I had a terrific time at the annual convention of the Society of Catholic Priests last week. My time there was regrettably short; since M is the eponymous “catholic priest” in the family, I stayed here with the kids, just popping up from Thursday evening and Friday morning while the in-laws came down to watch the girls. In any case, I got to meet people, some old friends, some blog readers I’ve known of for a while but never met in the flesh, and some new friends.

I think the presentation went quite well. I was speaking on Communion Without Baptism and my intention was to lay out the situation as I see it in order to foster a conversation. It worked as we had a spirited yet collegial discussion. And, yes, while most of the people at the conference were representing the traditional position, there were some who questioned it. I don’t know if any minds were changed but I think we all left with a better sense of where we were and where the the other arguments are located.

I had several requests for the text itself and I will be making it available once I get it filled in and smoothed out. So—I’m in the midst of finishing that off and preparing another presentation on letters of ascetic instruction comparing Jerome’s Letter 53 and Aelfric’s Letter to Sigeweard. Welcome to busy season…

St Clement’s Online

I received a note the other day from Paul Goings, frequent commenter, long-time friend of the blog, and one of the people I go to when I have questions on liturgy. There are now two blogs connected with events at St. Clement’s, Philly, the great bastion of Anglo-Papalism in the Episcopal Church.

The rector’s blog is www.reidandwrite.com and while liturgically traditionalist he takes a more liberal position on some of the questions of the day.

The other is the new S Clement’s Church Blog and so far has an assortment of passages from classic Anglo-Catholic authors and sermons from former rectors. I assume that it will follow a more Anglo-Papalist line on questions of the day.
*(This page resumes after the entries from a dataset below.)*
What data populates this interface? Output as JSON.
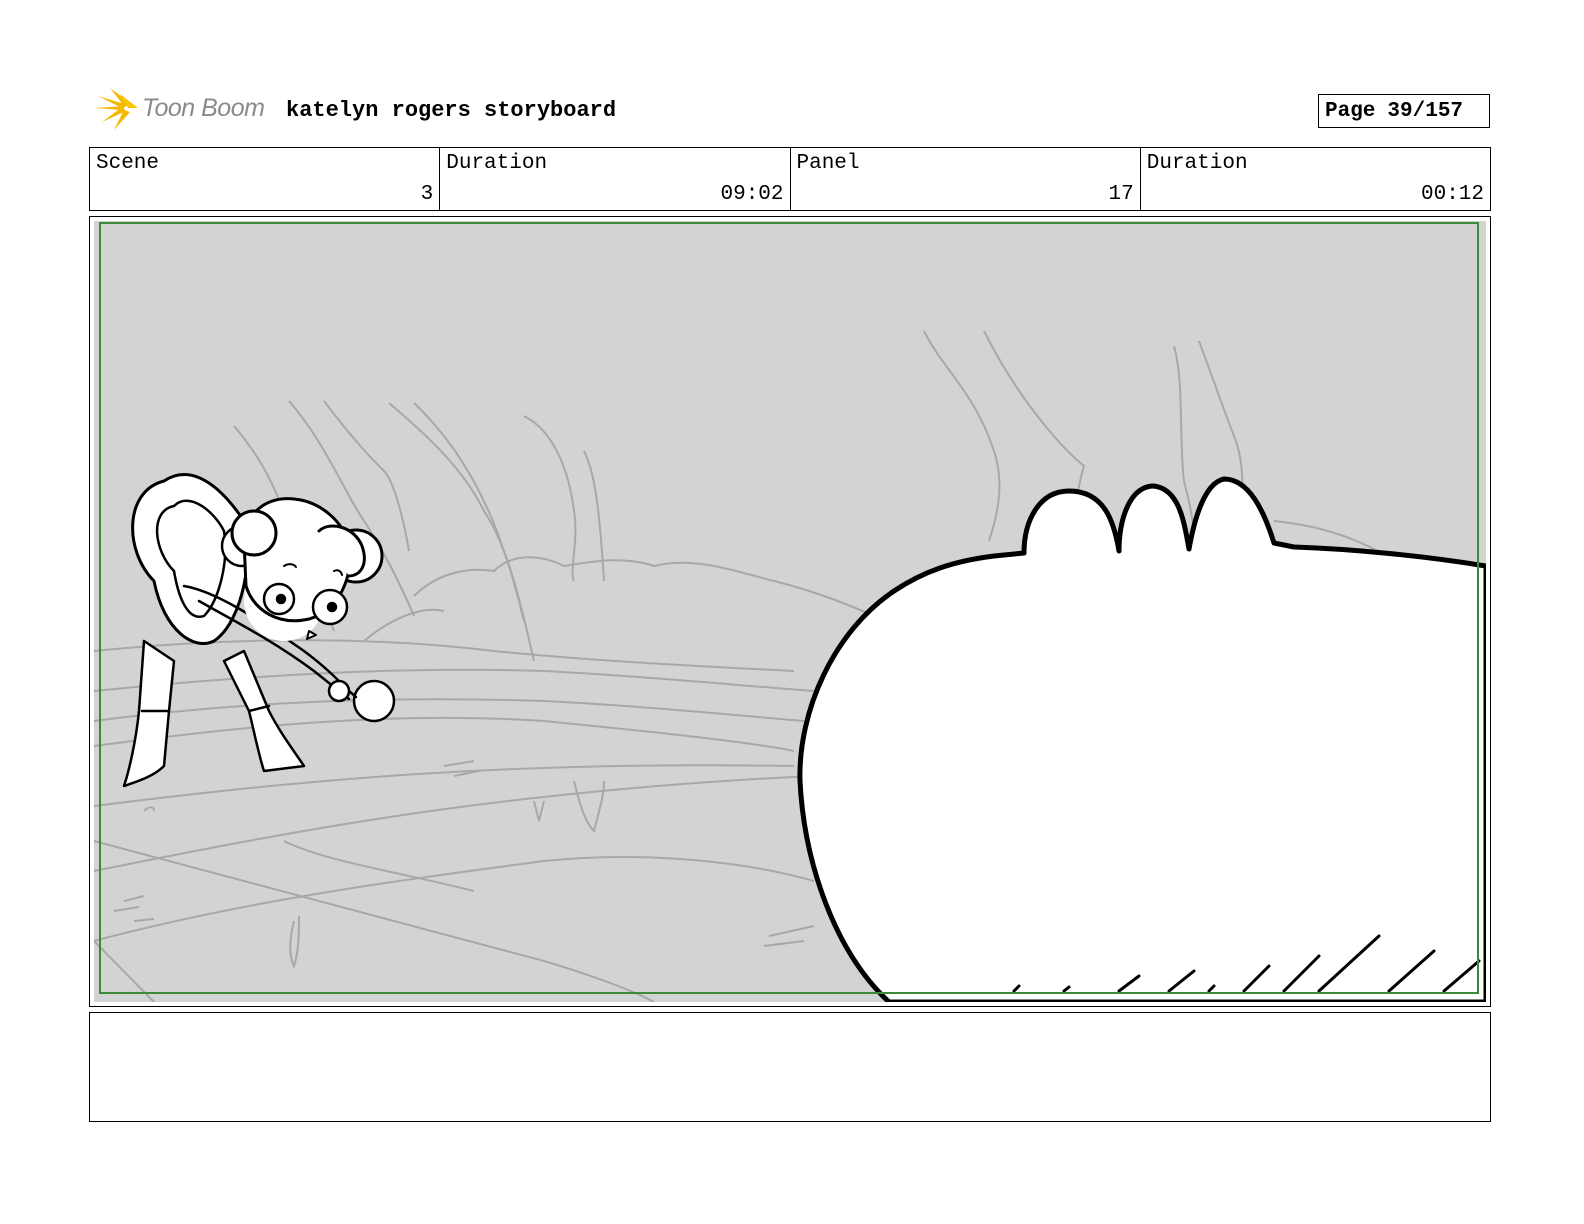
{
  "header": {
    "logo_text": "Toon Boom",
    "title": "katelyn rogers storyboard",
    "page_label": "Page",
    "page_value": "39/157"
  },
  "info": {
    "scene_label": "Scene",
    "scene_value": "3",
    "scene_duration_label": "Duration",
    "scene_duration_value": "09:02",
    "panel_label": "Panel",
    "panel_value": "17",
    "panel_duration_label": "Duration",
    "panel_duration_value": "00:12"
  },
  "panel": {
    "background_color": "#d3d3d3",
    "safe_area_color": "#3a8a3a"
  },
  "notes": {
    "text": ""
  }
}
I don’t know what will be in the offing there, but I’d love to see some discussions and descriptions of the usual liturgical goings-on. That is, what exactly does “Anglo-Papalist” look like there—both now and in former days—in terms of kalendars, schedules, ceremonial, etc.?

And Then There Were Two (Updated)

Anglo-Catholic parishes in the Episcopal Church in Baltimore…

This has been rumored for a while and I’d heard through unofficial channels but it is now officially announced: Mount Calvary is seeking to leave the Episcopal Church and join the Roman ex-Anglican Ordinariate. This comes as no surprise to those who know the church or the rector.

I’ve heard from off-line sources further rumors that they are in negotiations with the diocese to purchase the property. All I can say is, with the way that the Roman Church closes down low-attendance parishes, it would be a tragedy if they left and were able to buy the building only to have their new church close them down and consolidate them into some 1970’s space…

Update: The parish voted this weekend to join the Ordinariate. According to some sources, both votes (one for leaving, one for joining the Ordinariate) were about 85%. The upshot is that the remaining 15% have decided to remain within the Episcopal Church. Thus, the remaining congregation will be retaining the property. Legal difficulties will, no doubt, ensue.